Notizie come queste non toglieranno drammaticità e peso all’immane tragedia umana vissuta dalla Siria negli ultimi anni, ma danno speranza che in mezzo al caos e alla guerra ci possa essere ancora spazio per le risate. Lo dimostra il video di un padre che distrae la figlia dalle bombe che esplodono in lontananza. Il loro “gioco” è diventato virale.

La bambina risponde alle bombe con una risata

Si chiama Abdullah Al-Mohammad, ha 32 anni e secondo le fonti estere vive a Sarmada, in provincia di Idlib. Attorno alla città siriana, si combatte una guerra civile che va avanti da anni e che ha causato centinaia di migliaia di vittime.

Abdullah però è anche il padre di Salwa, bimba di 3 anni.
Come far sopravvivere una bambina così piccola agli orrori di una guerra? Una possibile risposta può essere il gioco pensato dal padre: ogni volta che sente una bomba, la piccola Salwa inizia a ridere.

Rendere “divertenti” le bombe in Siria

Nel breve video che ha raggiunto però migliaia di ricondivisioni, il padre si riprende mentre chiede alla figlia “È un aereo o una bomba?

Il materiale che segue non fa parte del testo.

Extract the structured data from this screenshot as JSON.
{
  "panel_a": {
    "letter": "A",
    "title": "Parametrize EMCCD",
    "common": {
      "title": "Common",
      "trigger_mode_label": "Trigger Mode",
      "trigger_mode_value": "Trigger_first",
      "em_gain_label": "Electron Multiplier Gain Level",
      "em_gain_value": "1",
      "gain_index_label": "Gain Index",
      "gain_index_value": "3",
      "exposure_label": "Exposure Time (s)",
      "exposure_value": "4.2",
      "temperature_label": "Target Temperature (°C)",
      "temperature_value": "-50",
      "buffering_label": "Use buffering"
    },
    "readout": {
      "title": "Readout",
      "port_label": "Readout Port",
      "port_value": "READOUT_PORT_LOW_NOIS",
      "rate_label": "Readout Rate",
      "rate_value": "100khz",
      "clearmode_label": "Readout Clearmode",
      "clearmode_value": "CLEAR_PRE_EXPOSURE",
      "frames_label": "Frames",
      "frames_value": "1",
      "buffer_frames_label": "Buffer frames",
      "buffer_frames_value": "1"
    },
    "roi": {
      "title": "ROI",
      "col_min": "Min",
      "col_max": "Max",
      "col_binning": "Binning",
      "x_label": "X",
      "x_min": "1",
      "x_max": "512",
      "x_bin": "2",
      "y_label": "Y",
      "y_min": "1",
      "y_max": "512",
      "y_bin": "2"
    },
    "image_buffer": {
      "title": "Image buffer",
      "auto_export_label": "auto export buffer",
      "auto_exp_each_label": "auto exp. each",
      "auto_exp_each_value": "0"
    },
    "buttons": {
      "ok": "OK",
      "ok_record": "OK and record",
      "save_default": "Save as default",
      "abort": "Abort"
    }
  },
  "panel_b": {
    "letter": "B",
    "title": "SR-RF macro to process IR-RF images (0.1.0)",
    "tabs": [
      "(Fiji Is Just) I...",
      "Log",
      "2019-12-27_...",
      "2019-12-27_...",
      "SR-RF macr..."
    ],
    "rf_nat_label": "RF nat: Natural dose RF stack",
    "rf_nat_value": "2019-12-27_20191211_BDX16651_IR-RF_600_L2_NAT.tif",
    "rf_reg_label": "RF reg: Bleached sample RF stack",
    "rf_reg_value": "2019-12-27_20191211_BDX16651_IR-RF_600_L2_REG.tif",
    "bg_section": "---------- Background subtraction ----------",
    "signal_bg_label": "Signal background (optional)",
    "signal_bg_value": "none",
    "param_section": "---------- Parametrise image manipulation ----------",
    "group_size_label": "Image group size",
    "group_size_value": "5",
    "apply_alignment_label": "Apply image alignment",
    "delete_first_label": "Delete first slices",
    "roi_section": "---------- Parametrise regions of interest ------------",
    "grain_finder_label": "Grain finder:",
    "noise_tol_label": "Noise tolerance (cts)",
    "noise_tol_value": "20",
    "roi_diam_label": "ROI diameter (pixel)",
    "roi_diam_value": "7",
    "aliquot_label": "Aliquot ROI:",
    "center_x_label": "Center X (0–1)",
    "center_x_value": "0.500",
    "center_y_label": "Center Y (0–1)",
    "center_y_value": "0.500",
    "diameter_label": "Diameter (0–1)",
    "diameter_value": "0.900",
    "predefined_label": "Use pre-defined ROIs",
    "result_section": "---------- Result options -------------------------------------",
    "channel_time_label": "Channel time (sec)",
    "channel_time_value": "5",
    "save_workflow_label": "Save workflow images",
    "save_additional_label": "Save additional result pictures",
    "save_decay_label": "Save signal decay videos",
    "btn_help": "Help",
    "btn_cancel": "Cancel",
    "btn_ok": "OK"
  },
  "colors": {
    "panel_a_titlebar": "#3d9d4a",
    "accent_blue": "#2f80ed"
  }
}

“, secondo le traduzioni offerte da numerose testate internazionali. Alla domanda, la piccola Salwa risponde “Una bomba, quando arriva noi ridiamo!”.
E così succede: lo scoppio, le risate e la frase che sta commuovendo la rete: “È stato divertente“.

Vuole proteggerla da traumi psicologici

A Sky News il padre ha raccontato di aver pensato a questo gioco per proteggere la figlia da “crisi psicologiche” che vivere sotto il rumore delle bombe potrebbe causarle. Un modo per non farla soccombere alla paura, esorcizzare queste brutte sensazioni e veicolarle in qualcosa di “divertente”, che strappi una risata nonostante il contesto.


Per Abdullah, la figlia di 3 anni è troppo piccola per capire la guerra, ma non per subirne gli effetti psicologici. Un giorno questo gioco non potrà più proteggerla, ha dichiarato a Sky News, ma per ora è un modo efficace e ripagato dalla contagiosa risata della bambina.